Enlarge /. One of the helpful study participants.
Noah Whiteman (University of California, Berkeley)
The expression "every color of the rainbow" is not quite as comprehensive as it sounds. On the one hand, the color chips in the color range of your hardware store contain some colors that you can hardly point out in a real rainbow. But even on a less hair-splitting level, purple is missing from this rainbow.
The "V" in "ROYGBIV" stands for violet, but it's actually not the same as purple. There is no purple light wavelength – a mix of red and blue wavelengths is required. That makes it a "non-spectral color" – in fact, it is the only non-spectral color that people see. It requires our brains to interpret signals from red and blue sensitive cones in our eyes and view them as a separate color.
While humans have three types of cones (which makes us "trichromatic"), many creatures have four that expand their visible spectrum to ultraviolet (UV) wavelengths. Theoretically, this means that they may be able to see additional non-spectral colors that we humans can hardly imagine: UV radiation mixed with red, yellow, green or purple. So … are they doing this?
More than just UV
Some research has been done on bees to show that they see UV + green as their own color (called "bee purple"), but beyond that there is not much experimental evidence. A team led by Princeton Mary Stoddard decided to test the idea by exploiting the hummingbirds' love for sugar-water feeders.
The researchers worked several summers in Colorado and set up two feeders for their experiments – one with this delicious sugar water and one with boring old water. Above it was a special LED light with UV, blue, red and green LEDs behind a diffuser, with which the researchers were able to illuminate the feeder in various non-spectral colors.
The researchers watched as wild, broad-tailed hummingbirds came to visit and recorded which feeder they had flown to first. After a set number of visits, the feed positions were switched so that the birds could not simply return to the same place once they found the sweet stuff. The idea was that they would use the color of the light to identify the feeder on return visits. They could not track individual birds separately, but due to some streaking, they estimated the local population to be 200 to 300 (depending on the year). In total, they recorded over 6,000 hummingbird visits.

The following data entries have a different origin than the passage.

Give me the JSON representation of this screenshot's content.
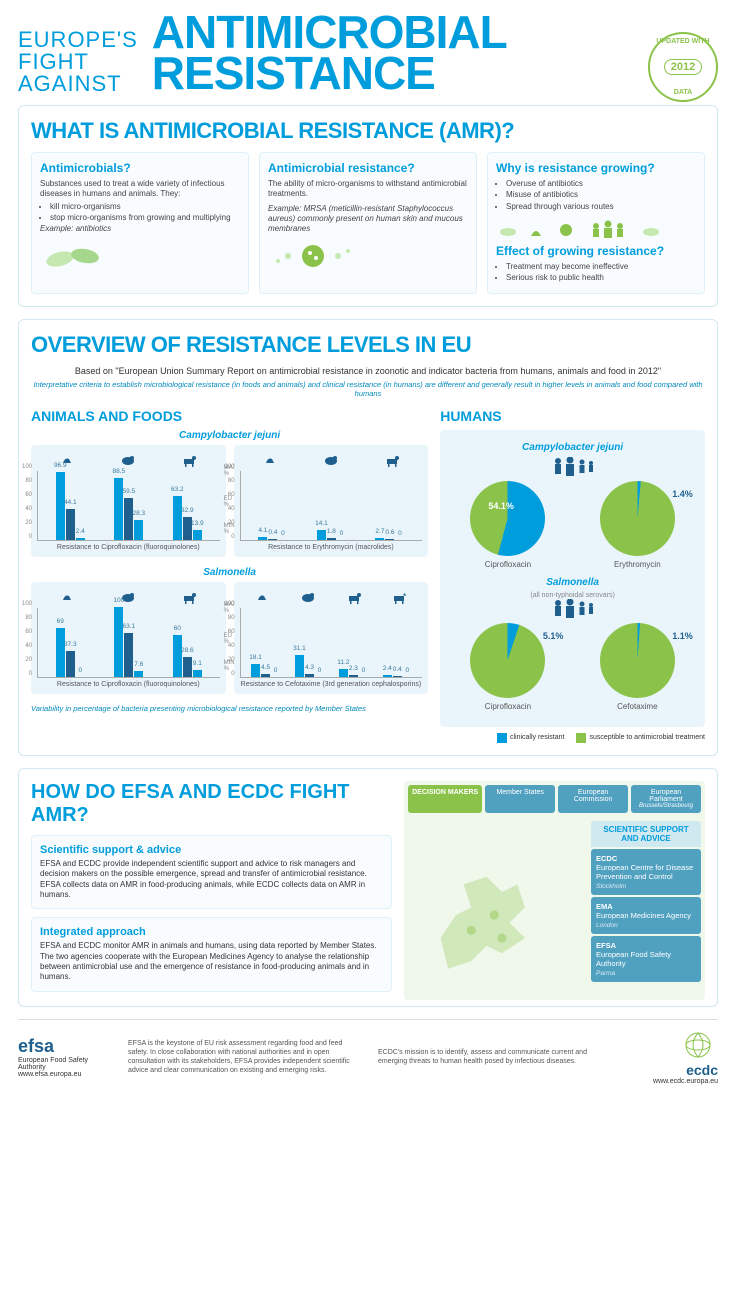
{
  "header": {
    "pre": "EUROPE'S\nFIGHT\nAGAINST",
    "main": "ANTIMICROBIAL\nRESISTANCE",
    "badge_year": "2012",
    "badge_top": "UPDATED WITH",
    "badge_bottom": "DATA"
  },
  "colors": {
    "primary_blue": "#009ddc",
    "dark_blue": "#1e5f8e",
    "green": "#8bc34a",
    "light_blue_bg": "#eaf5fb",
    "panel_bg": "#f8fcfe"
  },
  "section1": {
    "title": "WHAT IS ANTIMICROBIAL RESISTANCE (AMR)?",
    "cols": [
      {
        "title": "Antimicrobials?",
        "text": "Substances used to treat a wide variety of infectious diseases in humans and animals. They:",
        "bullets": [
          "kill micro-organisms",
          "stop micro-organisms from growing and multiplying"
        ],
        "example": "Example: antibiotics"
      },
      {
        "title": "Antimicrobial resistance?",
        "text": "The ability of micro-organisms to withstand antimicrobial treatments.",
        "example": "Example: MRSA (meticillin-resistant Staphylococcus aureus) commonly present on human skin and mucous membranes"
      },
      {
        "title1": "Why is resistance growing?",
        "bullets1": [
          "Overuse of antibiotics",
          "Misuse of antibiotics",
          "Spread through various routes"
        ],
        "title2": "Effect of growing resistance?",
        "bullets2": [
          "Treatment may become ineffective",
          "Serious risk to public health"
        ]
      }
    ]
  },
  "section2": {
    "title": "OVERVIEW OF RESISTANCE LEVELS IN EU",
    "intro": "Based on \"European Union Summary Report on antimicrobial resistance in zoonotic and indicator bacteria from humans, animals and food in 2012\"",
    "note": "Interpretative criteria to establish microbiological resistance (in foods and animals) and clinical resistance (in humans) are different and generally result in higher levels in animals and food compared with humans",
    "animals_title": "ANIMALS AND FOODS",
    "humans_title": "HUMANS",
    "species": [
      "Campylobacter jejuni",
      "Salmonella"
    ],
    "salmonella_sub": "(all non-typhoidal serovars)",
    "y_ticks": [
      0,
      20,
      40,
      60,
      80,
      100
    ],
    "scale_labels": {
      "max": "MAX %",
      "eu": "EU %",
      "min": "MIN %"
    },
    "charts_animals": [
      {
        "label": "Resistance to Ciprofloxacin (fluoroquinolones)",
        "groups": [
          {
            "vals": [
              96.9,
              44.1,
              2.4
            ],
            "colors": [
              "#009ddc",
              "#1e5f8e",
              "#009ddc"
            ]
          },
          {
            "vals": [
              88.5,
              59.5,
              28.3
            ],
            "colors": [
              "#009ddc",
              "#1e5f8e",
              "#009ddc"
            ]
          },
          {
            "vals": [
              63.2,
              32.9,
              13.9
            ],
            "colors": [
              "#009ddc",
              "#1e5f8e",
              "#009ddc"
            ]
          }
        ]
      },
      {
        "label": "Resistance to Erythromycin (macrolides)",
        "groups": [
          {
            "vals": [
              4.1,
              0.4,
              0
            ],
            "colors": [
              "#009ddc",
              "#1e5f8e",
              "#009ddc"
            ]
          },
          {
            "vals": [
              14.1,
              1.8,
              0
            ],
            "colors": [
              "#009ddc",
              "#1e5f8e",
              "#009ddc"
            ]
          },
          {
            "vals": [
              2.7,
              0.6,
              0
            ],
            "colors": [
              "#009ddc",
              "#1e5f8e",
              "#009ddc"
            ]
          }
        ]
      },
      {
        "label": "Resistance to Ciprofloxacin (fluoroquinolones)",
        "groups": [
          {
            "vals": [
              69.0,
              37.3,
              0
            ],
            "colors": [
              "#009ddc",
              "#1e5f8e",
              "#009ddc"
            ]
          },
          {
            "vals": [
              100,
              63.1,
              7.6
            ],
            "colors": [
              "#009ddc",
              "#1e5f8e",
              "#009ddc"
            ]
          },
          {
            "vals": [
              60.0,
              28.6,
              9.1
            ],
            "colors": [
              "#009ddc",
              "#1e5f8e",
              "#009ddc"
            ]
          }
        ]
      },
      {
        "label": "Resistance to Cefotaxime (3rd generation cephalosporins)",
        "groups": [
          {
            "vals": [
              18.1,
              4.5,
              0
            ],
            "colors": [
              "#009ddc",
              "#1e5f8e",
              "#009ddc"
            ]
          },
          {
            "vals": [
              31.1,
              4.3,
              0
            ],
            "colors": [
              "#009ddc",
              "#1e5f8e",
              "#009ddc"
            ]
          },
          {
            "vals": [
              11.2,
              2.3,
              0
            ],
            "colors": [
              "#009ddc",
              "#1e5f8e",
              "#009ddc"
            ]
          },
          {
            "vals": [
              2.4,
              0.4,
              0
            ],
            "colors": [
              "#009ddc",
              "#1e5f8e",
              "#009ddc"
            ]
          }
        ]
      }
    ],
    "pies": [
      {
        "label": "Ciprofloxacin",
        "value": 54.1,
        "color_main": "#8bc34a",
        "color_slice": "#009ddc"
      },
      {
        "label": "Erythromycin",
        "value": 1.4,
        "color_main": "#8bc34a",
        "color_slice": "#009ddc"
      },
      {
        "label": "Ciprofloxacin",
        "value": 5.1,
        "color_main": "#8bc34a",
        "color_slice": "#009ddc"
      },
      {
        "label": "Cefotaxime",
        "value": 1.1,
        "color_main": "#8bc34a",
        "color_slice": "#009ddc"
      }
    ],
    "legend": [
      {
        "color": "#009ddc",
        "label": "clinically resistant"
      },
      {
        "color": "#8bc34a",
        "label": "susceptible to antimicrobial treatment"
      }
    ],
    "variability": "Variability in percentage of bacteria presenting microbiological resistance reported by Member States"
  },
  "section3": {
    "title": "HOW DO EFSA AND ECDC FIGHT AMR?",
    "boxes": [
      {
        "title": "Scientific support & advice",
        "text": "EFSA and ECDC provide independent scientific support and advice to risk managers and decision makers on the possible emergence, spread and transfer of antimicrobial resistance. EFSA collects data on AMR in food-producing animals, while ECDC collects data on AMR in humans."
      },
      {
        "title": "Integrated approach",
        "text": "EFSA and ECDC monitor AMR in animals and humans, using data reported by Member States. The two agencies cooperate with the European Medicines Agency to analyse the relationship between antimicrobial use and the emergence of resistance in food-producing animals and in humans."
      }
    ],
    "dm_label": "DECISION MAKERS",
    "dm": [
      "Member States",
      "European Commission",
      "European Parliament"
    ],
    "dm_sub": [
      "",
      "",
      "Brussels/Strasbourg"
    ],
    "sci_header": "SCIENTIFIC SUPPORT AND ADVICE",
    "sci": [
      {
        "acr": "ECDC",
        "name": "European Centre for Disease Prevention and Control",
        "loc": "Stockholm"
      },
      {
        "acr": "EMA",
        "name": "European Medicines Agency",
        "loc": "London"
      },
      {
        "acr": "EFSA",
        "name": "European Food Safety Authority",
        "loc": "Parma"
      }
    ]
  },
  "footer": {
    "efsa_name": "efsa",
    "efsa_full": "European Food Safety Authority",
    "efsa_url": "www.efsa.europa.eu",
    "efsa_text": "EFSA is the keystone of EU risk assessment regarding food and feed safety. In close collaboration with national authorities and in open consultation with its stakeholders, EFSA provides independent scientific advice and clear communication on existing and emerging risks.",
    "ecdc_text": "ECDC's mission is to identify, assess and communicate current and emerging threats to human health posed by infectious diseases.",
    "ecdc_name": "ecdc",
    "ecdc_url": "www.ecdc.europa.eu"
  }
}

Different color pairs were combined in the experiments. There were some control runs in which both lights showed exactly the same color, and some experiments in which red against green was tested. From then on, the differences became more subtle and depended on the distinction between non-spectral colors. Most were different UV blends and a different color – in the same way that we could distinguish between a reddish purple and a bluish purple.
Extra color
The tests showed that the birds could see any non-spectral color that the researchers threw at them. Color pairs that were closer in shade led to more missed visits, but exceeded the 50/50 quotas of the control experiments.
Enlarge /. Results for each color pair experiment, including the four controls where both colors were the same (bottom). The blue-gray shading of the data indicates how far the two colors were apart in terms of the color space.

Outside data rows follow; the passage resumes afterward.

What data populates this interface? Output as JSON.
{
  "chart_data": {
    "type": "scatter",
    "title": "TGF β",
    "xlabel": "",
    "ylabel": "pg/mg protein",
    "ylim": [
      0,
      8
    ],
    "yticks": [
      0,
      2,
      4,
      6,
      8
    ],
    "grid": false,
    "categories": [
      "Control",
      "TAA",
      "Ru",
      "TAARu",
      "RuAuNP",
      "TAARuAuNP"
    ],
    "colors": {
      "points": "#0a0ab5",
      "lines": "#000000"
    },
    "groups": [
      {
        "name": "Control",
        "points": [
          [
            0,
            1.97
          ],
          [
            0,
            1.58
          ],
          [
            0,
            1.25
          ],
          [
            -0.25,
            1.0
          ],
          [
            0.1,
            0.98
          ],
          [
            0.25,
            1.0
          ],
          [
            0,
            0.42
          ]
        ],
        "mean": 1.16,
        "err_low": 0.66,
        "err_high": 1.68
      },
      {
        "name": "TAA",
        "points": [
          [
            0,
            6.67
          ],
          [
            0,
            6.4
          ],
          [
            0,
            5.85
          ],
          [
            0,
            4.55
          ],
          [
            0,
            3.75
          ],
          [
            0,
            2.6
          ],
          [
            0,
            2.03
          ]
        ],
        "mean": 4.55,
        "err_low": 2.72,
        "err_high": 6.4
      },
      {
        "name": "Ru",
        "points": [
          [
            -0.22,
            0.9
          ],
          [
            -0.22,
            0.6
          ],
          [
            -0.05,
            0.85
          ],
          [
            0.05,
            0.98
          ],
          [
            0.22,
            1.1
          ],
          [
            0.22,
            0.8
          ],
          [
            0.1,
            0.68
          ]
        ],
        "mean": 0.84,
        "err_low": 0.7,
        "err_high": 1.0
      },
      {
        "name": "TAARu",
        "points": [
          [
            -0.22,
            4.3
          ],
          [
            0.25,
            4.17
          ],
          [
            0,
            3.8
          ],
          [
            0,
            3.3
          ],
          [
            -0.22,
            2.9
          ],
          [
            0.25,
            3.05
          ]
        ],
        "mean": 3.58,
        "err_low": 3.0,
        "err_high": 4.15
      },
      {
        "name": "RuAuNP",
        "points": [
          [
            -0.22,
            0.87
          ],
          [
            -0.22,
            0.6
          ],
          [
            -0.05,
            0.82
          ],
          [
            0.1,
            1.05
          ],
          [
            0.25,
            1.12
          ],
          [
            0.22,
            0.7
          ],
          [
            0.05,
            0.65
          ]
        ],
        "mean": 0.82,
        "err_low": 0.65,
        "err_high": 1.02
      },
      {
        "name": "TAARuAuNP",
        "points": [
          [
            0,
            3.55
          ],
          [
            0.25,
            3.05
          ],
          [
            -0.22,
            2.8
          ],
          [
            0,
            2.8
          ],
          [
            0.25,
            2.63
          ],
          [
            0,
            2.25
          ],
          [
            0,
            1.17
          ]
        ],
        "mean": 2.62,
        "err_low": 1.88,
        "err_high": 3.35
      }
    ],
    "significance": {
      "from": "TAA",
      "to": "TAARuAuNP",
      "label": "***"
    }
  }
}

As an additional plausibility check, the researchers scanned databases with precisely measured colors that occur in plants and birds. These non-spectral colors are widespread in nature and account for 30 percent of the plumage colors of birds and 35 percent of the plant colors in the databases. So it would make sense that hummingbirds (and other birds) can see these colors in their environment.
And the researchers believe that this study can be generalized beyond the only broad-tailed hummingbirds that volunteered for it. Many things are poorly understood about the physiology of vision in bird species, let alone the neuronal processing of signals from these color cones in the eye, but what we do know suggests that hummingbirds are likely to be representative. "Although these experiments were done with hummingbirds," the team writes, "our results are likely to be relevant to all diurnal, tetrachromatic birds, and likely to many fish, reptiles, and invertebrates."
But you also notice that it is difficult to get into the tiny little heads of these animals and understand what the experience is like. "Even if the neural mechanisms for color vision were clear, and even if color mixing experiments confirmed the tetrachromy of birds," they write, "we still could not answer the more philosophical question of how non-spectral colors really look for birds." Does UV + Green appear to birds as a mixture of these colors (analogous to a double-stop chord played by a violinist) or as a sublime new color (analogous to a completely new tone in contrast to its components)? We cannot say that. "
PNAS, 2020. DOI: 10.1073 / pnas.1919377117 (About DOIs).